Rasheeda Shankle’s non-profit recently received a $15,000 grant from The Woman’s Fund of Winston-Salem

From single mother to a determined chief executive officer of a local nonprofit, a Winston-Salem State University business student is on a mission to help other single mothers and their daughters break the cycle of poverty. Five years ago, Rasheeda Shankle, who was to earn her bachelor’s degree in business administration in December, was a single mother living in a poverty-stricken area of Winston-Salem and working a minimum wage job.
“I became a statistic, a product of my environment,” Shankle said. “Living here, I witnessed how awful the living conditions were, I saw how the community’s living conditions forced people to live and behave unethically.
“I also noticed that there were many individuals who had a desire to do more but were unable to due to their resources or lack of support,” she said. “Some people that have ambition to do more lack the confidence to step outside of their comfort zone. Their comfort zone was their community, and I knew it was not the life that I wanted to live.
“One day I asked myself, ‘Rasheeda, if your life was a book, and you were an author, how would you want your story to be told?’ And that basically changed my life forever,” she said. “With the support of my family, I was able to overcome those obstacles and climb the ladder of opportunities.”
After transferring to WSSU from Forsyth Technical Community College in 2015, she started Honorable Youth, a nonprofit that focuses on rebuilding communities and mentoring youth. Over the summer Honorable Youth hosted a young entrepreneur’s summer camp for middle- and high-school students to explore entrepreneurship.
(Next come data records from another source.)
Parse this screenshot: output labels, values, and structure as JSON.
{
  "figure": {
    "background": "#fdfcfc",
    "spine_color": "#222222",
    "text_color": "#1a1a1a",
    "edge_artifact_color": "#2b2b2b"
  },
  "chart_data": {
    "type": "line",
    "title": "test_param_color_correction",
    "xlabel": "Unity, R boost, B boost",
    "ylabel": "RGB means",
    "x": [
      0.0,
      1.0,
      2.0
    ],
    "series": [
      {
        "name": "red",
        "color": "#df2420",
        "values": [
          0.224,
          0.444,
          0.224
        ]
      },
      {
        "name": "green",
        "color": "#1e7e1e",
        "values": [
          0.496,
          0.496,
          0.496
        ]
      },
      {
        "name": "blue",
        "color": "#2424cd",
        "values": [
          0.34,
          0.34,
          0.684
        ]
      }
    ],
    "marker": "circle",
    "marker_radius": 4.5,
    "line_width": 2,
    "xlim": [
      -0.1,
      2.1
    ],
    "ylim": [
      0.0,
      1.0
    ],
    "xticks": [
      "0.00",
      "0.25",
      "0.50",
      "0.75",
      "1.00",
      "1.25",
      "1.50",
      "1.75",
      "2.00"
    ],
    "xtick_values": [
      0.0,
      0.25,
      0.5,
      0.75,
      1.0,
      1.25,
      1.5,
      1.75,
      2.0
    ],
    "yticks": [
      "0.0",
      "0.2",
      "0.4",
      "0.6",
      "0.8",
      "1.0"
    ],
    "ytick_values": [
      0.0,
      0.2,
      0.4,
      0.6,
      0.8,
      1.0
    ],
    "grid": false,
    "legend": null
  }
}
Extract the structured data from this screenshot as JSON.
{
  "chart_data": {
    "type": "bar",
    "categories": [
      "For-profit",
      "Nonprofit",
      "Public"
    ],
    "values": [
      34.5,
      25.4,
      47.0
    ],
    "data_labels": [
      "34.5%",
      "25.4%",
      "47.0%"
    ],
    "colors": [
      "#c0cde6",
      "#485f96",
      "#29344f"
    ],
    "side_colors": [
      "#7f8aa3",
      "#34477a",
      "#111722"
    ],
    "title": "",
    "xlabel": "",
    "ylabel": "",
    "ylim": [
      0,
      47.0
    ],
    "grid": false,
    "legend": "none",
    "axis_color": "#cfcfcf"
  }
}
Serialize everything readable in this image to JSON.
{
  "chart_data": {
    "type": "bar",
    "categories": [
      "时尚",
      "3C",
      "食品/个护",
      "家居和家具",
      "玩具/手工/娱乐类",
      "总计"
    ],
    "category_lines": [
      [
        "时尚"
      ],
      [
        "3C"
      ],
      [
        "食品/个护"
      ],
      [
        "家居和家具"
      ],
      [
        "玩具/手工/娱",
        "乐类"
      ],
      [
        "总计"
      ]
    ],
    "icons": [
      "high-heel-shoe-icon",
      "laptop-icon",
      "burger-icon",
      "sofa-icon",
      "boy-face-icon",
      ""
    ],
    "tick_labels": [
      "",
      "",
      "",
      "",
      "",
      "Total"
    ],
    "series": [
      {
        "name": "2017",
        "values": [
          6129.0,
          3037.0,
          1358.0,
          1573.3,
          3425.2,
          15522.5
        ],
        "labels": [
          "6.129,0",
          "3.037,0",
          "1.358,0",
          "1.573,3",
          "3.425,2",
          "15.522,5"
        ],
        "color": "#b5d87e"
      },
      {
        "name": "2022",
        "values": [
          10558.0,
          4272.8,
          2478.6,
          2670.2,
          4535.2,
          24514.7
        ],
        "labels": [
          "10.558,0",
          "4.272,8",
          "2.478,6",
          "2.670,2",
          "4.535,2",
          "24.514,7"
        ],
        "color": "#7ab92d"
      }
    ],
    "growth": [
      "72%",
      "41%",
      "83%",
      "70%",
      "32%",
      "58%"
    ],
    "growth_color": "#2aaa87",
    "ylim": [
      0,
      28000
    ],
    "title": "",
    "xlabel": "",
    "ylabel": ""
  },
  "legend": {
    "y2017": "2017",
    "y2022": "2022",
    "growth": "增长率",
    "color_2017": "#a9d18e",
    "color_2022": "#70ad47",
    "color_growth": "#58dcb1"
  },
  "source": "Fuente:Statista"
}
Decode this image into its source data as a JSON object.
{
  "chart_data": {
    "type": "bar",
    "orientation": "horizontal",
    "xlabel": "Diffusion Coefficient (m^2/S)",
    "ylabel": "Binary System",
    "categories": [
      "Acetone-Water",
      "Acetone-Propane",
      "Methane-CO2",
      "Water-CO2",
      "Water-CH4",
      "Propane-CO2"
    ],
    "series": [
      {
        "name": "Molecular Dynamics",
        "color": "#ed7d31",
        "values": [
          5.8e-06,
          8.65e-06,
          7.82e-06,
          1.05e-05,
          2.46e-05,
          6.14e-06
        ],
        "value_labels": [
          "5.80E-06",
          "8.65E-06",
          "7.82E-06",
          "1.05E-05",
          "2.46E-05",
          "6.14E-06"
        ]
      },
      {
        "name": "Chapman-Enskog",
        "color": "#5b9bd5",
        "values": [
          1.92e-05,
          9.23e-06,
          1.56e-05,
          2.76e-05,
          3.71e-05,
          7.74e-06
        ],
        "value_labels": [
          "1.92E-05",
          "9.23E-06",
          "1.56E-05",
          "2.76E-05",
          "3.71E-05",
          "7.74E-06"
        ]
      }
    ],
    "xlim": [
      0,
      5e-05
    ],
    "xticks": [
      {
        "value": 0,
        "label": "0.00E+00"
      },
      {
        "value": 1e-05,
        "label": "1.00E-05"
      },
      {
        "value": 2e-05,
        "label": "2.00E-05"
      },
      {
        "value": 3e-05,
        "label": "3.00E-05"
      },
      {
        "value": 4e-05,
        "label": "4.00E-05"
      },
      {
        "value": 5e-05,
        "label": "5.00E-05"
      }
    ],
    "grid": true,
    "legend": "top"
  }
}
She said as the program began to expand, many of the mothers began to ask her for similar programs to help them succeed.
In November, the nonprofit received a $15,000 grant from The Women’s Fund of Winston-Salem to start a program to help low-income mothers achieve intergenerational economic security. The program, called Two-Generations, will offer free workshops and financial planning assistance to help mothers open a banking account and learn to manage money.
After graduation, Shankle, originally from the Stanly County town of Norwood, plans to pursue a master’s degree in business. She recently spoke at the open house for WSSU’s Center for the Study of Economic Mobility (CSEM), a new center that focuses on studying the barriers to economic mobility. WSSU Economic Professor Craig Richardson, founding director of CSEM, is hoping stories like Shanklin’s help to motivate others.
“Based on research, we know that many residents in Forsyth County face enormous impediments toward moving up the economic ladder,” Richardson said. “However, there are so many people like Rasheeda in our community who are motivated to improve their lives. It is even more inspiring to see how Rasheeda is motivated to help others improve their lives.”